На кладбищах | страница 19
Может быть, я ошибался, но мне казалось, что у А. П. Чехова была особая манера творчества от малого к большому. Прежде чем писать, он пробовал остроумное сравнение, веселый рассказ или его эпизод на собеседнике. Как будто невзначай вставит и смотрит: какое производит он впечатление? После встречаешь уже в печати знакомую подробность. Угадывал он это впечатление удивительно. Сидит, заложивши ногу за ногу, смотрит через ваши головы куда-то далеко и видит и замечает все кругом. Потом у него вырвется несколько слов, по которым ясно, что мимо его наблюдательного аппарата ничто не прошло, не оставив следа на этом чутком негативе. Каждая беседа с ним мимоходом, наскоро — вносила свою черточку, что-то оставляла в душе. Западет, бывало, чеховская фраза, вспомнишь ее после и любуешься. Я забыл уже, у кого это было. Заговорили о малороссах и наших. Спорили много, Антон Павлович будто и не слушал даже, а потом вдруг:
— Знаете… На Сахалине раз посетил я острог. Спрашиваю у хохла: «За что ты здесь?» И он плаксиво, по-бабьи: «За напрасно, то есть вот как Бог на небе. Ничего же уж я не сделал, страдаю невинно! По чужому оговору». Слезы в голосе, а сам весь скис и осел. А рядом русский. И к нему я с тем же: «Ты как сюда попал?» Тот, не опуская глаз, смотрит на меня, даже, если хотите, вызывающе: «Известно как. За хорошие дела сюда не посылают».
— Да, может быть, первый и в самом деле не виноват.
— И я было подумал. Справился: двух прирезал и на третьем попался.
Была в его характере одна комическая черточка: терпеть не мог похвал его таланту и художественным произведениям и в то же время близко к сердцу принимал сомнение в своих врачебных достоинствах. Зашел ко мне в Петербурге. Жил я тогда в гостинице Англия, на Исаакиевской площади.
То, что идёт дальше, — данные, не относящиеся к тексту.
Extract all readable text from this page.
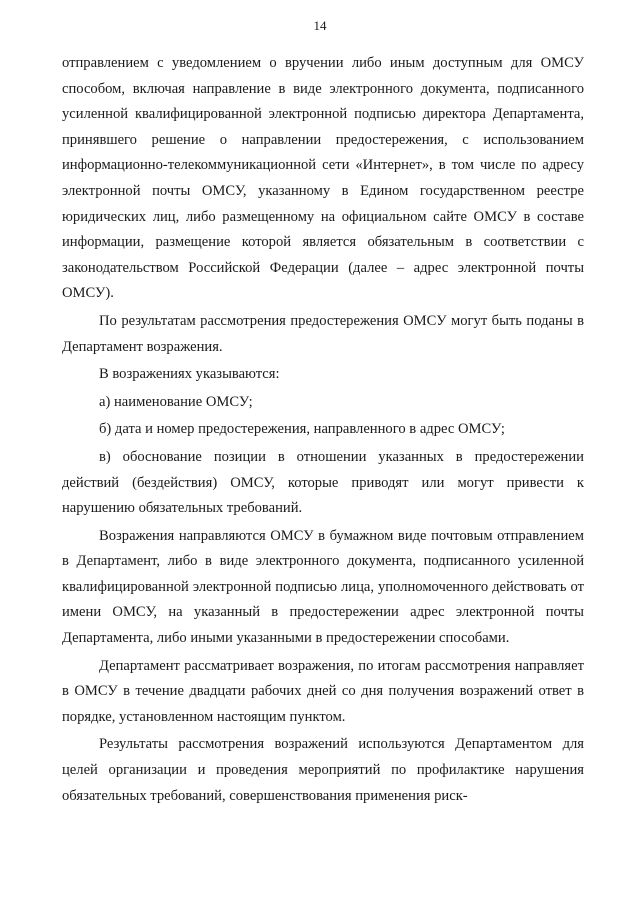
14

отправлением с уведомлением о вручении либо иным доступным для ОМСУ способом, включая направление в виде электронного документа, подписанного усиленной квалифицированной электронной подписью директора Департамента, принявшего решение о направлении предостережения, с использованием информационно-телекоммуникационной сети «Интернет», в том числе по адресу электронной почты ОМСУ, указанному в Едином государственном реестре юридических лиц, либо размещенному на официальном сайте ОМСУ в составе информации, размещение которой является обязательным в соответствии с законодательством Российской Федерации (далее – адрес электронной почты ОМСУ).

По результатам рассмотрения предостережения ОМСУ могут быть поданы в Департамент возражения.

В возражениях указываются:

а) наименование ОМСУ;

б) дата и номер предостережения, направленного в адрес ОМСУ;

в) обоснование позиции в отношении указанных в предостережении действий (бездействия) ОМСУ, которые приводят или могут привести к нарушению обязательных требований.

Возражения направляются ОМСУ в бумажном виде почтовым отправлением в Департамент, либо в виде электронного документа, подписанного усиленной квалифицированной электронной подписью лица, уполномоченного действовать от имени ОМСУ, на указанный в предостережении адрес электронной почты Департамента, либо иными указанными в предостережении способами.

Департамент рассматривает возражения, по итогам рассмотрения направляет в ОМСУ в течение двадцати рабочих дней со дня получения возражений ответ в порядке, установленном настоящим пунктом.

Результаты рассмотрения возражений используются Департаментом для целей организации и проведения мероприятий по профилактике нарушения обязательных требований, совершенствования применения риск-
В этот день чувствовал себя неважно. Целую ночь кололо сердце, были перебои. Говорю ему. Послушал он мой пульс.
— Ниточка дрожит. У вас пульс клубного игрока, хоть по ночам тот за картами, а вы за письменным столом. Лестницу перемените, нельзя вам высоко жить. Я бы на вашем месте думал: на какой ступеньке хлопнусь?
Я засмеялся.
И он вдруг обидчиво.
— Да вы, что же, не верите мне? Плохой я врач, по-вашему?
— Как сказать? Только нельзя быть одинаково крупным и в литературе, и в медицине. Чехов-писатель, разумеется, заслоняет Чехова-доктора.
Потемнел, и потом долго спустя, капризно:
— Слушайте же. Когда-нибудь убедятся, что я, ей-Богу, хороший медик.